September 21, 2024
Business

Maine LNG facility would be latest energy project for Smith

The Oklahoma man trying to bring a $400 million liquefied natural gas facility to Pleasant Point appears to be an energy tycoon on his Web site.

Yet Donald Smith, owner of Smith Cogeneration in Oklahoma City, is the first to say that many of the multimillion-dollar projects listed as being in development are “on ice” while he fights “corruption” that is trying to destroy his efforts or international energy conglomerates that are trying to outgun him.

At least five projects are listed on his Web site, www.smith

cogeneration.com, from a coal-fired plant in Pakistan to floating platform power plants in India, China and Bangladesh. Also listed are “independent power producers” in “various United States locations,” endeavors that Smith said he hasn’t announced yet.

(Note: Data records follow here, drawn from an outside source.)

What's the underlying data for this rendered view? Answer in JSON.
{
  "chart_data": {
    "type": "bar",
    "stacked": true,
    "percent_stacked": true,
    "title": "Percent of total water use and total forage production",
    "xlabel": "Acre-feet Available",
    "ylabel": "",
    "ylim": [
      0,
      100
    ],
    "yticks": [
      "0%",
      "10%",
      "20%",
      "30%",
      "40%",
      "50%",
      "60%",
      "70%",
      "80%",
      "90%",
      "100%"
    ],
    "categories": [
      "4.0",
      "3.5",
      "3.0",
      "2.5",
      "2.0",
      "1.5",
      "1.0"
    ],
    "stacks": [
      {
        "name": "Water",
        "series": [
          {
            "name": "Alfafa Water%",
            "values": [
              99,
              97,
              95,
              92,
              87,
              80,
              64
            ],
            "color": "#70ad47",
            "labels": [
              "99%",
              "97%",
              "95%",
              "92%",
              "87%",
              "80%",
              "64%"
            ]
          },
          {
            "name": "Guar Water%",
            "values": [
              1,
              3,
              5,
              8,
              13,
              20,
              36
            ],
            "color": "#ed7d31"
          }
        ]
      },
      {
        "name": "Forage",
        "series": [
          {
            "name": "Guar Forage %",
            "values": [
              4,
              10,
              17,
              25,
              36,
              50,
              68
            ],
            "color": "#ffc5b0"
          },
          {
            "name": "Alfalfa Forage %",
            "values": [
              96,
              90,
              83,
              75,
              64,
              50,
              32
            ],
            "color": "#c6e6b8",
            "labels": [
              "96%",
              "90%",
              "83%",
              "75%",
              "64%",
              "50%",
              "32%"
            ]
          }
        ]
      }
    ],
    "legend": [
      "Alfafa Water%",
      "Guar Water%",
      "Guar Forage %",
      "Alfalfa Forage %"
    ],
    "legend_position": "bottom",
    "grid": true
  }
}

Although awe-inspiring, the projects have presented years-long struggles to get off the ground, said Smith during a recent interview. He declined to get into too many details on the record about the obstacles he has faced because he is trying to work other deals with foreign countries and broker partnerships with major corporations.

At least twice either a major corporate partner or a foreign government has claimed that Smith Cogeneration was not meeting its financial obligations, according to public documents. Smith said his company was not broke, but that it didn’t want to be involved in activities that included under-the-table deals in order to secure contracts.

Absent from the Web site is the 42-acre Pleasant Point LNG project, which Smith said was an oversight. He said he has information he is not ready to share, including the identities of one or several big-name corporations that he may partner with to build the LNG terminal at Pleasant Point. He said the names are not being released because negotiations with them are ongoing.

“More than one [corporation] has asked us if they can come in as a partner,” Smith said. “They’ve asked us not to talk about it.”

Smith has publicly mentioned several potential partners – Shell Oil, ExxonMobil, ConocoPhillips or BP, but he would not confirm their current status.

Smith Cogeneration, he said, is “well enough financed” to invest in the Pleasant Point project and additional funding may come from corporate lending institutions such as Prudential Insurance or GE Capital Corp.

Smith said he does not dismiss the idea that there may be a company coming aboard the project as a “one-stop shop” supplying tankers and liquefied natural gas. Smith Cogeneration, though, “would stay in it for the long term,” he said.

Two international energy and marine construction companies already have had a role in the project. Kellogg Brown and Root of Houston, Texas, owned by oil and gas products conglomerate Halliburton, has given Smith an engineer’s drawing of a three-quarter-mile-long combination underground pipeline and above-water LNG tanker dock that will jetty into Gleason Cove. Moffatt & Nichol International, a New York City company that focuses on marine transportation systems, has given Smith similar drawings of an LNG unloading dock.

Smith readily shows off the sketches to anyone interested in finding out how the tankers will unload.

“Every company that comes into this deal is bigger and better than I am,” Smith said.

How Smith made his money – he said he will not discuss his finances – is from two projects that are up and running. One is “the world’s first and largest” power plant on a floating platform or barge located in Puerto Plata, Dominican Republic. Using GE components, Smith Cogeneration and Enron Corp. constructed a generator that produces 185 megawatts of electricity on a barge that could be moved to other locations if needed.

Initially, the Dominican Republic project was solely in Smith Cogeneration’s hands. Enron, before its late 2001 Chapter 11 bankruptcy filing, became a majority owner after heated squabbles among Enron, Smith Cogeneration and Dominican Republic officials, Smith said.

“Enron made promises to the government that the deal would be better off if they did it rather than us,” he said.

The other moneymaker is the PowerSmith Project, a 110-megawatt natural gas-fired cogeneration plant in Oklahoma City. Smith Cogeneration is the majority owner, but the company was not alone in the plant’s development. GE designed and constructed the plant, and performs operations and maintenance of the facility under a power-purchase agreement, according to Smith.